Secondly, it will be argued that the majority party controlled each stage of the proceedings against the Applicant. It was the complainant, it proposed the Committee to investigate the proceedings, it dominated the Committee when it carried out its work and it dominated Parliament when the final decision on the Applicants guilt and sentence were made. (It will also be pointed out that this matter could quite easily and efficiently have been dealt with, without breaching the requirements of natural justice, by referring the incident involving the Applicant to the Attorney General and requesting that the Attorney General prosecute the Applicant before a Court of competent jurisdiction.)
Thirdly, the members of Zanu (PF) who convicted and sentenced the Applicant had a direct and substantial interest in the decision they made. By preventing the Applicant from taking his seat in Parliament, they created a vacancy in his constituency which required a by-election. Furthermore, the alleged misconduct of two other Members of Parliament, Mr Chinamasa and Mr Mutasa was not investigated, no action was taken against these individuals and they were allowed to remain in Parliament and vote to convict and sentence the Applicant. This amounts to discrimination based on his being a member of the minority political party and on the grounds of race - the Applicant is white, the other two members involved are black. This infringes against Section 23 of the Constitution.
(C) The sentence imposed by the Committee and Parliament constitutes, in the circumstances of the matter, inhuman and degrading punishment and therefore violates Section 15(1) of the Constitution.

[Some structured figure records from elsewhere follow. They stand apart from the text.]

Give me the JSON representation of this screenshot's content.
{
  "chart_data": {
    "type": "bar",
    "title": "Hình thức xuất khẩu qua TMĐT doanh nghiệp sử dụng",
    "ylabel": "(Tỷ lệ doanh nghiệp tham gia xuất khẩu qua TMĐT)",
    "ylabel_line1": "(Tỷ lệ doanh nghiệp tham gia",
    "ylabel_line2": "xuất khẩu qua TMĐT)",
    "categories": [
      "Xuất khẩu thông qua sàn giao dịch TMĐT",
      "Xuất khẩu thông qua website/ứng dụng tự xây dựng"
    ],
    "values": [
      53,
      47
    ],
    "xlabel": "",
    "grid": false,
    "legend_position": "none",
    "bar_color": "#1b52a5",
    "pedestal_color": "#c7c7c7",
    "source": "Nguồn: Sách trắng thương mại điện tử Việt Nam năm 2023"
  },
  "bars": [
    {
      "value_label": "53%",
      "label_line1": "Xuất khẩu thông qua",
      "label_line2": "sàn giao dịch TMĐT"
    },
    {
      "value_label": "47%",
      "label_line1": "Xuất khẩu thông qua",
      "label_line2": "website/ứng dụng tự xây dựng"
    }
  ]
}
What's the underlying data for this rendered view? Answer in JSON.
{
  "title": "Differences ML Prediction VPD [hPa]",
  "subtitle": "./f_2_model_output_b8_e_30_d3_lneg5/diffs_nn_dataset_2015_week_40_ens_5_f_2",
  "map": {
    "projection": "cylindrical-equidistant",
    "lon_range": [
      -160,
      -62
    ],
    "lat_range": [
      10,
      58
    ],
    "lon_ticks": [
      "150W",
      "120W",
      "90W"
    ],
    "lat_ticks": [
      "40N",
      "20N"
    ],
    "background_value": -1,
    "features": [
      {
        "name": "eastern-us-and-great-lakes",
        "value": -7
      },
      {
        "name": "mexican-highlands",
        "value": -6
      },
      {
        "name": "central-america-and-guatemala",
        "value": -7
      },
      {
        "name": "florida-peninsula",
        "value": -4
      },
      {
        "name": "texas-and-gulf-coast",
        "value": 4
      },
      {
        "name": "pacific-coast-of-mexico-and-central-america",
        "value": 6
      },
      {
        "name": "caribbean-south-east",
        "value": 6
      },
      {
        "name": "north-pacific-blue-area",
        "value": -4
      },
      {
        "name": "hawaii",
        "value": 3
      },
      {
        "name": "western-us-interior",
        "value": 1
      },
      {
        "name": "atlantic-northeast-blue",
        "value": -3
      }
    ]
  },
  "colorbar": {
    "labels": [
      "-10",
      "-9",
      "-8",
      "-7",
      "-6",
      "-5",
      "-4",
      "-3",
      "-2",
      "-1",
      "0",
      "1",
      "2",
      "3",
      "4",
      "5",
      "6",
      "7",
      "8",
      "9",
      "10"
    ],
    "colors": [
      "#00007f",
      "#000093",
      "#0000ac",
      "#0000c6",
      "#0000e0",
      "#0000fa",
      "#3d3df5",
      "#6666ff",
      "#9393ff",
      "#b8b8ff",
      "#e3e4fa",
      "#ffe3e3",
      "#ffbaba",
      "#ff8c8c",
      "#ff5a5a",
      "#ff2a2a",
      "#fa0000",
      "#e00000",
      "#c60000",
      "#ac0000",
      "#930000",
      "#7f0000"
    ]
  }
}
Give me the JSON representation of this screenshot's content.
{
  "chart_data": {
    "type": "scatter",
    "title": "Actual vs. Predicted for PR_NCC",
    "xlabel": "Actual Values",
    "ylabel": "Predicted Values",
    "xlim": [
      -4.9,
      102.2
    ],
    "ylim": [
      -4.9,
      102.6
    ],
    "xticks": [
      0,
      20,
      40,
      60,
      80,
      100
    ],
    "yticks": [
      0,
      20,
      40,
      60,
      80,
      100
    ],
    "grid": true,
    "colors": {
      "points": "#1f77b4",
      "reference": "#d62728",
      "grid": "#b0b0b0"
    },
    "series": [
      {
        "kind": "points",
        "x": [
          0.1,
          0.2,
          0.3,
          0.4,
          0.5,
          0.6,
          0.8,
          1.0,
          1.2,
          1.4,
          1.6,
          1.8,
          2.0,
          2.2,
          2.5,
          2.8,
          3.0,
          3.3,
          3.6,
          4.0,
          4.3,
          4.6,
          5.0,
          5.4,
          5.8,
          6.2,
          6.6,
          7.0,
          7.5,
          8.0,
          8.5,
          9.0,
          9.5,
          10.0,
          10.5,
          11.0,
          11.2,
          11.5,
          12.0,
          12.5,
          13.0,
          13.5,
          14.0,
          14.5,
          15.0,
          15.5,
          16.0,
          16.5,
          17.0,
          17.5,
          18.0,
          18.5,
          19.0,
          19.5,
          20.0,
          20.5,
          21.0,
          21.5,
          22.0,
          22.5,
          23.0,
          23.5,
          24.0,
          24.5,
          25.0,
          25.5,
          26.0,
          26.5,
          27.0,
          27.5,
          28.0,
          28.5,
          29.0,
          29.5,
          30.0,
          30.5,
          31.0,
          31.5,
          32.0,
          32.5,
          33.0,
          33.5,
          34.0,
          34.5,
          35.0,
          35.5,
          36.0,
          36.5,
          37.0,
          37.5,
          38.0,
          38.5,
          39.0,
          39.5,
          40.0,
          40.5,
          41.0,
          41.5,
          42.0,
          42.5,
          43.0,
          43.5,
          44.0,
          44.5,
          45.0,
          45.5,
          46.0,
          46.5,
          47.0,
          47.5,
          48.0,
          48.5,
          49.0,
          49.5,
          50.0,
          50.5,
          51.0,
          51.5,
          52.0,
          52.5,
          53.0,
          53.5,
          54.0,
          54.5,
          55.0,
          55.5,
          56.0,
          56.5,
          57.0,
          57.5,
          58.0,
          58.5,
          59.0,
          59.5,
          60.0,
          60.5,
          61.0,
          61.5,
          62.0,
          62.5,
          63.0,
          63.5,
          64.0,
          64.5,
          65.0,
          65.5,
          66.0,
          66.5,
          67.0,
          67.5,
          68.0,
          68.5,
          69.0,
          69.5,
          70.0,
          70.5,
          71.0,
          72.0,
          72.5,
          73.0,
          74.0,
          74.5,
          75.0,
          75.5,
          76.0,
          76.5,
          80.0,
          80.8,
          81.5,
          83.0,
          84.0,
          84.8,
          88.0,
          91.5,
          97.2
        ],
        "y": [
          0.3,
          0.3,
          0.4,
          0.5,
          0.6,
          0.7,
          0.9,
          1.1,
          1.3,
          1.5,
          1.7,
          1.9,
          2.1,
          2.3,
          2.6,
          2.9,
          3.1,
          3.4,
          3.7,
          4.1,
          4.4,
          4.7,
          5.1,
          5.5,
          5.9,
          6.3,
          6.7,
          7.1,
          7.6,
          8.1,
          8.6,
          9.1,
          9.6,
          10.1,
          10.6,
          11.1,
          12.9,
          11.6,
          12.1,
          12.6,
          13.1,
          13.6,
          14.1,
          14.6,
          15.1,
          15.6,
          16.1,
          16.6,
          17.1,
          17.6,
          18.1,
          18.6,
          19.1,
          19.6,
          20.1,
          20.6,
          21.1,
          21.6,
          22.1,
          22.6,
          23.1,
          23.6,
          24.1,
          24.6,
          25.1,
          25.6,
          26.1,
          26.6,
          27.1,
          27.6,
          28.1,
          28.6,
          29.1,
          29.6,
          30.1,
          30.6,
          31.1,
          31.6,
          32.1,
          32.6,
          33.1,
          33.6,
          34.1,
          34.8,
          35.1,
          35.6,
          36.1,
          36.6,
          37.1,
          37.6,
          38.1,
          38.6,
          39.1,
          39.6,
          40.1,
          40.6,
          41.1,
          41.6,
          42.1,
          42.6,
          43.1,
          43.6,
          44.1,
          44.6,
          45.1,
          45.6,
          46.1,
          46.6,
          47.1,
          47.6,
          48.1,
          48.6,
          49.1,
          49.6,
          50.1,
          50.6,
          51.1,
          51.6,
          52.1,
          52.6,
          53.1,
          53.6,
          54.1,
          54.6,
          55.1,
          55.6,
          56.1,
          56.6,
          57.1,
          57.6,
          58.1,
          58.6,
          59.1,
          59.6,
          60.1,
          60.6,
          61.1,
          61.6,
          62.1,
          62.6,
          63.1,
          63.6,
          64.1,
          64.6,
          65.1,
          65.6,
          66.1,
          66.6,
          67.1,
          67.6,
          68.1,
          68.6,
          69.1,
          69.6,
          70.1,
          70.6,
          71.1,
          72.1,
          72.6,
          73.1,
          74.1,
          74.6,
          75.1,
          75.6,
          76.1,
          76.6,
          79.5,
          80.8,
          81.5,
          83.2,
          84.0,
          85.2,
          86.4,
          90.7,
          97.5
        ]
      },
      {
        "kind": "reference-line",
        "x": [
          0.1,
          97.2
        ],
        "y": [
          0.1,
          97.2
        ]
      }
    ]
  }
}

The third submission will be that the sentence imposed by the Committee in Parliament constitutes inhuman and degrading punishment. Applicant’s Counsel will submit that the sentence imposed is grossly disproportionate in at least 4 respects:
· The Applicant was convicted of, essentially, common assault. A prison term of 15 months with labour is grossly excessive for such a crime. The severity of the sentence strongly suggests that it was retributive, indeed vindictive in nature.
· The sentence takes no account whatsoever of the fact that the Applicant acted in the heat of the moment and in response to severe provocation.
· The sentence given to the Applicant exceeds the maximum allowable sentence.
· The imprisonment of the Applicant did not only result in his loss of freedom, but also resulted in the members of his constituency losing their lawfully and democratically elected representative in Parliament.
This is an infringement of Section 15 of the Constitution of Zimbabwe which provides that “no person shall be subjected to torture or to inhuman or degrading punishment or other such treatment”.
Part 2 of Applicant’s submission will address the Applicant’s constitutional challenge to the Privileges, Immunities and Powers of Parliament Act itself. It will be argued that Section 16 of the Privileges, Immunities and Powers of Parliament Act violates the constitutional principle of separation of powers between legislature and judiciary and is accordingly invalid.
4. Relief sought
The relief sought is the following:
(a) That the proceedings of the first to sixth respondents (Emmerson Dambudzo Mnangagwa, Paul Mangwana, Joyce Mujuru, Chief Mangwende, Welshman Ncube and Tendai Biti) are inconsistent with the Constitution of Zimbabwe and therefore invalid.
(b) Declaring Section 16 of the Privileges, Immunities and Powers of Parliament Act Chapter 2:08 to be inconsistent with the Constitution of Zimbabwe and invalid.
(c) Directing that the first, second, third and fourth respondents (Mnangagwa, Mangwana, Mujuru, Mangwende) pay the Applicant’s cost of suit.
(d) Should the relief sought by Applicant’s Counsel be granted, this will necessitate Bennett being released (assuming the Government of Zimbabwe abides the decision of its own Supreme Court).